At one time, I perceived the concept of “pockets of innovation” as something problematic. But I changed my mind.

Over the March break, I read Scaling Up Excellence. It articulated the idea that pockets of excellence don’t have to be a symptom of a lack of widespread change – when nurtured, they are actually a key to creating change.

“…Scaling hinges on discovering (or creating) pockets of excellence and connecting the people who have it, and their ideas and expertise, to others. When all goes well, a chain reaction occurs where excellence flows from one person, team or place to the next – much like those “domino chains,” where the energy generated by one falling domino creates the energy to topple the next, and then the next, and so on, until all have fallen.” (Chapter 6)

Did you know that a falling domino can topple another that is twice its size? From a single, small domino, an incredible amount of kinetic energy can be generated.

What’s the opposite of pockets of excellence? Taking something good and spreading it thinly.

“Some leaders believe – or pretend to believe – that just by spreading a thin coat of something good, deep pockets of excellence will magically form. But the connect-and-cascade process doesn’t work that way. You’ve got to act as Wyeth did when they rolled out quality and cost control methods to seventeen thousand employees. They started by focusing on a few “minitransformations” in eight plants: each was supported by intensive training, coaching, and feedback from Wyeth’s staff and consultants, and each involved extensive experimentation and rehearsal. Once a pocket of true excellence was created, the lessons were cascaded from that minitransformation to the next.” (Chapter 6)

How might we use the concept of pockets of innovation in education to our advantage? 

What if we create minitransformations of true modern learning in a handful of schools or classrooms?

Would the intense investment, professional development and support focused on a small area, as in the Wyeth example, be perceived as “unfair”? (Likely). In an attempt to be perceived as “equitable”, are we spreading the good too thin to create true excellence?
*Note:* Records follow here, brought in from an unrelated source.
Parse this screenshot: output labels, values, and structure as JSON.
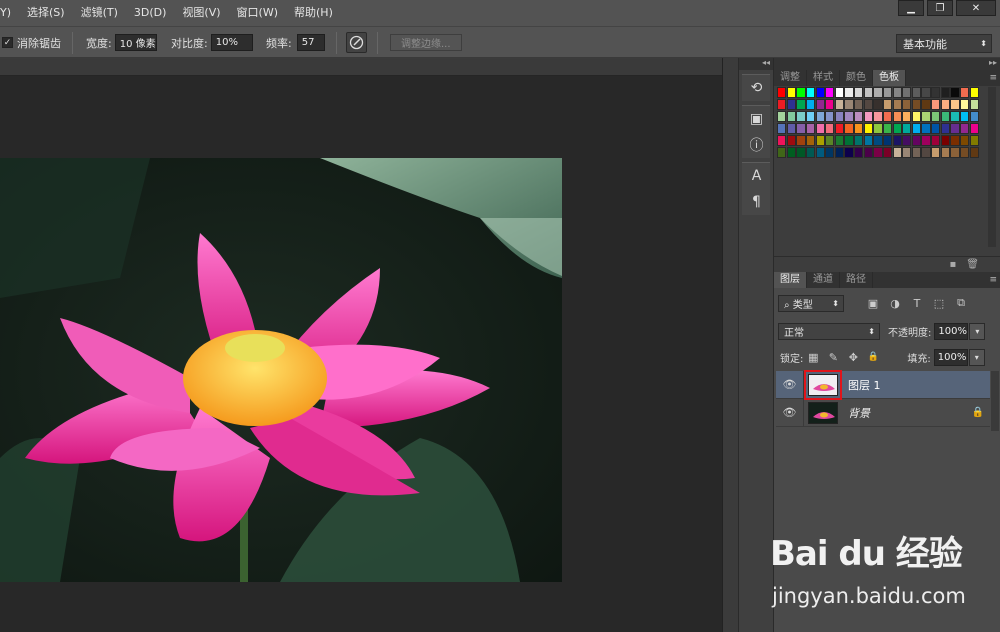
{
  "menubar": {
    "items": [
      "Y)",
      "选择(S)",
      "滤镜(T)",
      "3D(D)",
      "视图(V)",
      "窗口(W)",
      "帮助(H)"
    ],
    "window_buttons": [
      "▁",
      "❐",
      "✕"
    ]
  },
  "options": {
    "antialias_label": "消除锯齿",
    "antialias_checked": "✓",
    "width_label": "宽度:",
    "width_value": "10 像素",
    "contrast_label": "对比度:",
    "contrast_value": "10%",
    "frequency_label": "频率:",
    "frequency_value": "57",
    "refine_edge_label": "调整边缘...",
    "workspace_label": "基本功能"
  },
  "dock": {
    "collapse": "◂◂",
    "icons": [
      "history-icon",
      "3d-cube-icon",
      "info-icon",
      "character-icon",
      "paragraph-icon"
    ],
    "glyphs": [
      "⟲",
      "▣",
      "ⓘ",
      "A",
      "¶"
    ]
  },
  "swatch_panel": {
    "collapse": "▸▸",
    "tabs": [
      "调整",
      "样式",
      "颜色",
      "色板"
    ],
    "active_tab": 3,
    "menu_icon": "≡",
    "colors": [
      [
        "#ff0000",
        "#ffff00",
        "#00ff00",
        "#00ffff",
        "#0000ff",
        "#ff00ff",
        "#ffffff",
        "#ebebeb",
        "#d6d6d6",
        "#c2c2c2",
        "#adadad",
        "#999999",
        "#858585",
        "#707070",
        "#5c5c5c",
        "#474747",
        "#333333",
        "#1f1f1f",
        "#0a0a0a",
        "#f26c4f",
        "#ffff00"
      ],
      [
        "#ed1c24",
        "#2e3192",
        "#00a651",
        "#00aeef",
        "#92278f",
        "#ec008c",
        "#c7b299",
        "#998675",
        "#736357",
        "#534741",
        "#37302d",
        "#c69c6d",
        "#a67c52",
        "#8c6239",
        "#754c24",
        "#603913",
        "#f7977a",
        "#f9ad81",
        "#fdc68a",
        "#fff79a",
        "#c4df9b"
      ],
      [
        "#a3d39c",
        "#82ca9d",
        "#7bcdc8",
        "#6ecff6",
        "#7ea7d8",
        "#8493ca",
        "#8882be",
        "#a187be",
        "#bc8dbf",
        "#f49ac2",
        "#f6989d",
        "#f26c4f",
        "#f68e56",
        "#fbaf5d",
        "#fff467",
        "#acd373",
        "#7cc576",
        "#3bb878",
        "#1abbb4",
        "#00bff3",
        "#438ccb"
      ],
      [
        "#5574b9",
        "#605ca8",
        "#855fa8",
        "#a763a8",
        "#f06eaa",
        "#f26d7d",
        "#ed1c24",
        "#f26522",
        "#f7941d",
        "#fff200",
        "#8dc73f",
        "#39b54a",
        "#00a651",
        "#00a99d",
        "#00aeef",
        "#0072bc",
        "#0054a6",
        "#2e3192",
        "#662d91",
        "#92278f",
        "#ec008c"
      ],
      [
        "#ed145b",
        "#9e0b0f",
        "#a0410d",
        "#a36209",
        "#aba000",
        "#598527",
        "#1a7b30",
        "#007236",
        "#00746b",
        "#0076a3",
        "#004b80",
        "#003471",
        "#1b1464",
        "#440e62",
        "#630460",
        "#9e005d",
        "#9e0039",
        "#790000",
        "#7b2e00",
        "#7d4900",
        "#827b00"
      ],
      [
        "#406618",
        "#005e20",
        "#005826",
        "#005952",
        "#005b7f",
        "#003663",
        "#002157",
        "#0d004c",
        "#32004b",
        "#4b0049",
        "#7b0046",
        "#7a0026",
        "#c7b299",
        "#998675",
        "#736357",
        "#534741",
        "#c69c6d",
        "#a67c52",
        "#8c6239",
        "#754c24",
        "#603913"
      ]
    ],
    "footer_icons": [
      "new-swatch-icon",
      "trash-icon"
    ],
    "footer_glyphs": [
      "▪",
      "🗑"
    ]
  },
  "layers_panel": {
    "tabs": [
      "图层",
      "通道",
      "路径"
    ],
    "active_tab": 0,
    "menu_icon": "≡",
    "filter_label": "⌕ 类型",
    "filter_icons": [
      "▣",
      "◑",
      "T",
      "⬚",
      "⧉"
    ],
    "blend_mode": "正常",
    "opacity_label": "不透明度:",
    "opacity_value": "100%",
    "lock_label": "锁定:",
    "lock_icons": [
      "▦",
      "✎",
      "✥",
      "🔒"
    ],
    "fill_label": "填充:",
    "fill_value": "100%",
    "layers": [
      {
        "name": "图层 1",
        "visible": "👁",
        "selected": true,
        "locked": ""
      },
      {
        "name": "背景",
        "visible": "👁",
        "selected": false,
        "locked": "🔒"
      }
    ]
  },
  "watermark": {
    "brand": "Bai  du 经验",
    "url": "jingyan.baidu.com"
  }
}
Let’s imagine that we do commit to pockets of innovation. Other lessons in Scaling Up Excellence highlight that we’ll need to:

  • be patient: slow down to scale faster (later) – research confirm that initial results are likely to be mediocre as a result of the learning curve and it’s important to experiment, test and figure things out – you can’t rush it
  • subtract: in order to add more excellence to education, we’ll have to identify what we can subtract – adding just ‘one more thing’ will not be successful – what processes that currently exist can be made more efficient or eliminated altogether?
  • connect: have a strategy for communicating findings (the different physical locations, even within a single school, are a barrier to spreading change – how will this be overcome?) – people need to see the successes
  • engage: people need to feel belonging and ownership or they won’t care about changing – changing is hard work and if someone is resistant to change, making them change won’t help
  • adapt: excellence is contextual – what works in one classroom or school will have to be adjusted in other locations – we’ll have to find a balance between the key components that are essential to the innovation’s success which should be replicated closely and where there’s room for customization
  • be patient: yes, again – even the best case studies of scaling excellence are slow journeys, full of missteps – it is a battle that can be won but there are no shortcuts

Who’s ready to design our first domino?